Atualmente o museu foi desativado, as peças foram retiradas das prateleiras, pois, por não ter uma sede adequada, já que funcionava na sala da casa de Lúcia Paiacu, uma peça de imensurável valor histórico foi furtada do acervo. Esse fato contribuiu para a desativação, sendo mantido apenas a sede do CHCTPLA no mesmo endereço.  


Neste dia 23 de janeiro, terça-feira, estiveram visitando o Centro Histórico alguns museólogos e pessoas envolvidas com a organização de museológica na Itália.  Marco Tonon( museólogo) e diretor de museu da Itália, Loredana Caniglia, scienze Naturali, Graziella Perin e Guerrino Rossi (fotógrafo e corista). Eles queriam ver de perto o local que guarda a história dos primeiros povos do Sertão do Rio Grande do Norte. Além de visitar e conhecer um pouco da história que está no acervo do Museu Luiza Cantofa, os italianos quiseram saber mais sobre Apodi e foram levados por Isaac Torres que é Turismólogo colaborador do CHCTPLA e Lúcia Paiacu a fazer um City tour pela cidade passando pela Igreja Matriz, Lagoa do Apodi e Missão 1, Balneário da Lagoa e pra finalizar foram ao prédio que está sendo preparado para abrigar o Museu do Índio Luiza Cantofa, situado às margens da Lagoa do Apodi, próximo ao balneário. 


Fotos extraídas do Facebook de Lúcia Maria Tavares. 
Os italianos, assim como tantos outros visitantes do acervo indígena apodiense, entre os quais estão museólogos, professores universitários, arqueólogos e antropólogos são taxativos em afirmar a importância das peças guardadas pelo povo Paiacu.
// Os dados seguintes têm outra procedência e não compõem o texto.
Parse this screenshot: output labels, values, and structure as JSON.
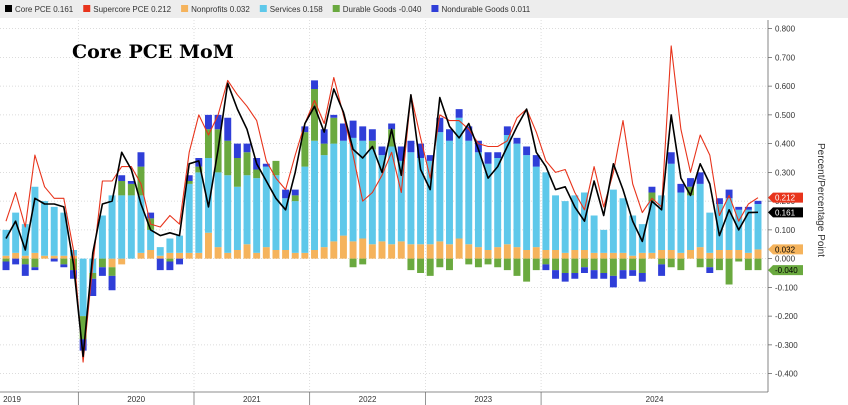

São de raridade imensurável e deveriam ter maior atenção do povo apodiense, mesmo os que não se autodeclaram ascendentes indígenas. O fato é que, mesmo já tendo escutado essas afirmações tantas vezes, o que se observa é o distanciamento dessa história da nossa sociedade. 

Há um certo desprezo pela história e esse comportamento é confirmado por algumas pessoas que com toda a sinceridade afirmam: "Essa história não interessa a ninguém, quem diz que tem interesse está sendo hipócrita". São as frases mais escutadas, às vezes lidas em comentários em redes sociais. E como comprovação desse "desleixo" estão inclusas as próprias atitudes políticas de quem ocupa o poder público. E quanto a isto não é necessário nomear ninguém, já que o histórico de abandono é de tão longo tempo que se faz inviável a identificação. Além disso, a perseguição aos que estão envolvidos na causa pela reelaboração da história, da cultura, dos costumes, que é um direito garantido na Constituição já é visível. E tudo pelos mesmo motivos de 190 anos atrás. 

Por isso, dizemos que o Museu Luiza Cantofa está entre o aqui e o acolá; o aqui da nossa história que ninguém mais pode apagar, ao ponto de Apodi ser denominada "Terras dos Tapuias Paiacus" e acolá por ser uma história com forte pressão para o esquecimento, com o apoio político e da sociedade, quando se trata de aceitar a auto-identificação dos que não negam as suas raízes.